Hi Knime Community, I have this type of PDF table where the value from one cell has 2 or more rows (it’s like a value that is in a merged cell). I did try the workflows that I found here (Thank you to the members who are kind enough to share their initial workflows) like the use of tika parser node to read the pdf file then use the cell splitter to split the contents and divide by columns, etc… Here’s my scenario:
Sample Data header and cell value that uses 2 or more rows but combine as one (merge):
Scenario 1 that I try:
After using tika parser, cell splitter and transpose node; the value in the Product description wherein it uses many rows (merge) picks up by knime by row. I’m thinking of combining the column for Product Description + Price Start Date into one column, but how can I move the description that is in left columns?
Scenario 2 that I try:
Tika parser - cell splitter content - ungroup then group by; it reads all the line in one row, How can I split the specific values per column (I suppose will use splitter and some type of pattern/numbering matching but I don’t know how will it pick up the other’s, it was my guess )
Im thinking of combining the columns with a specific row iteration because the pattern is for every 1-9 rows or for every missing column ( like group them) Im just not sure how to execute this one.
converting PDF to well structured tables is always a gamble. Despite PDFs being some sort of XML, the data written can be vastly different. Do you mind sharing some sample data so the community / I can have try providing you a solution or at least a starting point please?
Hi @mwiegand thank you for replying, this is my current workflow after 2 days of working on it , what I did is to get the table first and try to fix it to convert into a excel table. What I currently did is seperate the 1st row of Line item number and Product code then transpose to columns then merge the columns and I added loop variable so that it can read the row transformation from top do bottom. I’m still unsure on what to do next, and I’m trying to figure it out.

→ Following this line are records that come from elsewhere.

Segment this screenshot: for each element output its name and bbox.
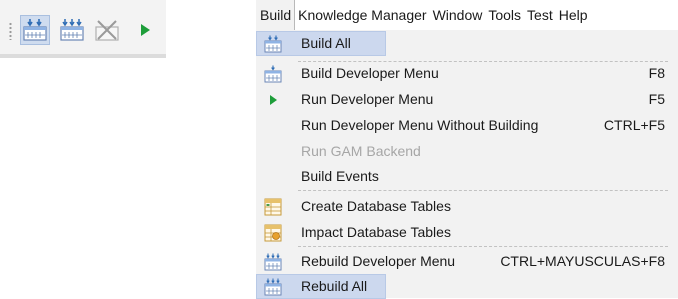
menu-item-label: Run Developer Menu [301, 91, 434, 107]
toolbar-run-button[interactable] [130, 15, 160, 45]
menu-item-shortcut: CTRL+MAYUSCULAS+F8 [500, 253, 665, 269]
rebuild-icon [260, 249, 286, 274]
menu-item-label: Create Database Tables [301, 198, 451, 214]
menu-item-label: Run GAM Backend [301, 143, 421, 159]
menu-window[interactable]: Window [430, 0, 486, 30]
menu-bar: Build Knowledge Manager Window Tools Tes… [256, 0, 678, 30]
menu-item-label: Run Developer Menu Without Building [301, 117, 539, 133]
menu-test[interactable]: Test [524, 0, 556, 30]
impact-tables-icon [260, 220, 286, 245]
menu-item-impact-database-tables[interactable]: Impact Database Tables [256, 220, 678, 245]
cancel-build-icon [95, 20, 119, 41]
toolbar-build-all-button[interactable] [20, 15, 50, 45]
rebuild-all-icon [60, 19, 84, 41]
menu-item-label: Rebuild All [301, 278, 368, 294]
menu-item-shortcut: F8 [648, 65, 665, 81]
menu-tools[interactable]: Tools [485, 0, 524, 30]
menu-item-label: Rebuild Developer Menu [301, 253, 456, 269]
menu-separator [298, 246, 668, 247]
menu-item-build-all[interactable]: Build All [256, 31, 386, 56]
menu-item-run-without-building[interactable]: Run Developer Menu Without Building CTRL… [256, 113, 678, 138]
menu-item-run-gam-backend: Run GAM Backend [256, 139, 678, 164]
menu-item-label: Build All [301, 35, 351, 51]
build-menu-dropdown: Build All Build Developer Menu F8 Run De… [256, 30, 678, 299]
menu-help[interactable]: Help [556, 0, 591, 30]
menu-item-label: Build Developer Menu [301, 65, 439, 81]
run-icon [260, 87, 286, 112]
toolbar-rebuild-all-button[interactable] [57, 15, 87, 45]
toolbar-cancel-build-button[interactable] [92, 15, 122, 45]
create-tables-icon [260, 194, 286, 219]
menu-item-build-events[interactable]: Build Events [256, 164, 678, 189]
menu-build[interactable]: Build [256, 0, 296, 30]
menu-item-build-developer-menu[interactable]: Build Developer Menu F8 [256, 61, 678, 86]
menu-item-shortcut: F5 [648, 91, 665, 107]
menu-item-create-database-tables[interactable]: Create Database Tables [256, 194, 678, 219]
build-all-icon [260, 31, 286, 56]
menu-item-shortcut: CTRL+F5 [603, 117, 665, 133]
menu-separator [298, 190, 668, 191]
run-icon [141, 24, 150, 36]
build-all-icon [23, 19, 47, 41]
menu-item-run-developer-menu[interactable]: Run Developer Menu F5 [256, 87, 678, 112]
menu-knowledge-manager[interactable]: Knowledge Manager [295, 0, 429, 30]
rebuild-all-icon [260, 274, 286, 299]
toolbar-bottom-border [0, 54, 166, 58]
menu-item-label: Impact Database Tables [301, 224, 451, 240]
menu-item-rebuild-all[interactable]: Rebuild All [256, 274, 386, 299]
build-toolbar [0, 0, 166, 58]
toolbar-grip[interactable] [9, 22, 12, 40]
build-icon [260, 61, 286, 86]
menu-item-label: Build Events [301, 168, 379, 184]
menu-item-rebuild-developer-menu[interactable]: Rebuild Developer Menu CTRL+MAYUSCULAS+F… [256, 249, 678, 274]
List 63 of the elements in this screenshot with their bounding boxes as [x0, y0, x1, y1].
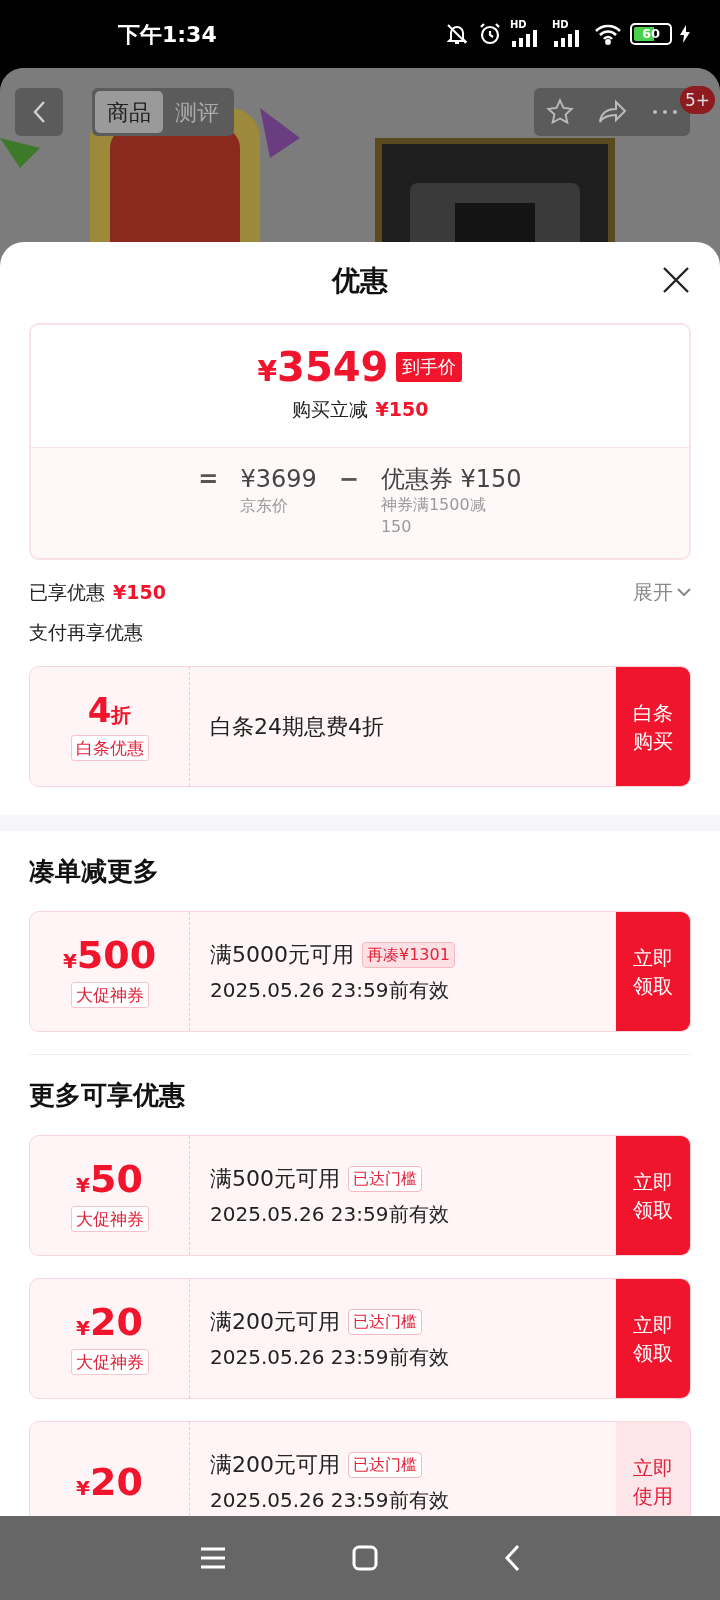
coupon-badge: 已达门槛: [348, 1308, 422, 1335]
expand-button[interactable]: 展开: [633, 577, 691, 607]
home-icon[interactable]: [352, 1545, 378, 1571]
coupon-condition: 满200元可用: [210, 1451, 340, 1479]
coupon-label: 大促神券: [70, 1205, 149, 1232]
coupon-validity: 2025.05.26 23:59前有效: [210, 1344, 450, 1371]
coupon-condition: 满500元可用: [210, 1165, 340, 1193]
close-icon[interactable]: [662, 266, 690, 294]
base-price-label: 京东价: [240, 495, 290, 517]
enjoyed-label: 已享优惠: [29, 579, 105, 605]
minus-sign: −: [338, 464, 359, 495]
coupon-condition: 满5000元可用: [210, 941, 354, 969]
claim-button[interactable]: 立即使用: [616, 1422, 690, 1516]
price-tag: 到手价: [396, 352, 463, 382]
section-title: 更多可享优惠: [29, 1079, 186, 1112]
tab[interactable]: 商品: [95, 91, 163, 133]
share-icon[interactable]: [598, 99, 628, 125]
tab[interactable]: 测评: [163, 91, 231, 133]
signal-label: HD: [510, 18, 527, 32]
final-price: ¥3549: [257, 347, 389, 387]
more-icon[interactable]: [652, 109, 678, 115]
claim-button[interactable]: 立即领取: [616, 912, 690, 1031]
offer-value: 4折: [87, 692, 132, 727]
coupon-amount: ¥50: [76, 1159, 143, 1198]
coupon-condition: 满200元可用: [210, 1308, 340, 1336]
back-button[interactable]: [15, 88, 63, 136]
coupon-deduction: 优惠券 ¥150: [380, 464, 522, 494]
coupon-note: 神券满1500减150: [380, 494, 487, 538]
star-icon[interactable]: [546, 98, 574, 126]
coupon-badge: 再凑¥1301: [362, 941, 455, 968]
back-icon[interactable]: [504, 1544, 520, 1572]
mute-bell-icon: [444, 22, 470, 46]
charging-icon: [680, 25, 690, 43]
discount-label: 购买立减: [291, 397, 368, 422]
equals-sign: =: [198, 464, 219, 495]
section-title: 凑单减更多: [29, 855, 160, 888]
offer-description: 白条24期息费4折: [210, 713, 384, 741]
coupon-validity: 2025.05.26 23:59前有效: [210, 1201, 450, 1228]
offer-label: 白条优惠: [70, 734, 149, 761]
coupon-amount: ¥500: [62, 935, 157, 974]
coupon-amount: ¥20: [76, 1302, 143, 1341]
claim-button[interactable]: 立即领取: [616, 1279, 690, 1398]
back-icon: [32, 100, 46, 124]
chevron-down-icon: [677, 587, 691, 597]
signal-label: HD: [552, 18, 569, 32]
alarm-icon: [478, 22, 502, 46]
enjoyed-amount: ¥150: [113, 579, 166, 605]
coupon-validity: 2025.05.26 23:59前有效: [210, 977, 450, 1004]
coupon-badge: 已达门槛: [348, 1451, 422, 1478]
wifi-icon: [594, 23, 622, 45]
base-price: ¥3699: [240, 464, 317, 494]
status-time: 下午1:34: [118, 20, 217, 49]
menu-icon[interactable]: [200, 1547, 226, 1569]
sheet-title: 优惠: [332, 263, 388, 299]
pay-button[interactable]: 白条购买: [616, 667, 690, 786]
section-title: 支付再享优惠: [29, 620, 144, 645]
claim-button[interactable]: 立即领取: [616, 1136, 690, 1255]
coupon-badge: 已达门槛: [348, 1165, 422, 1192]
discount-amount: ¥150: [375, 397, 429, 422]
coupon-amount: ¥20: [76, 1462, 143, 1501]
coupon-label: 大促神券: [70, 981, 149, 1008]
coupon-label: 大促神券: [70, 1348, 149, 1375]
coupon-validity: 2025.05.26 23:59前有效: [210, 1487, 450, 1514]
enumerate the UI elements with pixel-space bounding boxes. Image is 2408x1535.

@Heldyyyyy without having had a chance to look at your workflow one option could be to split the text with Regex by comma when this comma is not enclosed in brackets.
Then if not all cells do have the same order of (future) columns you could try and have a hierarchy of key words to identify columns like Item, BT, Wifi and so on.
PS: I could have used loops but to illustrate the process I felt the less abstraction there is, the easier it is to understand, play with and learn from it.
Thank you for this, I somehow get the idea in order to break it down it should have like a marker, I’m just a little confuse with what does “Deli starts” do. I mean I check the node but I did not see the function of the deli start?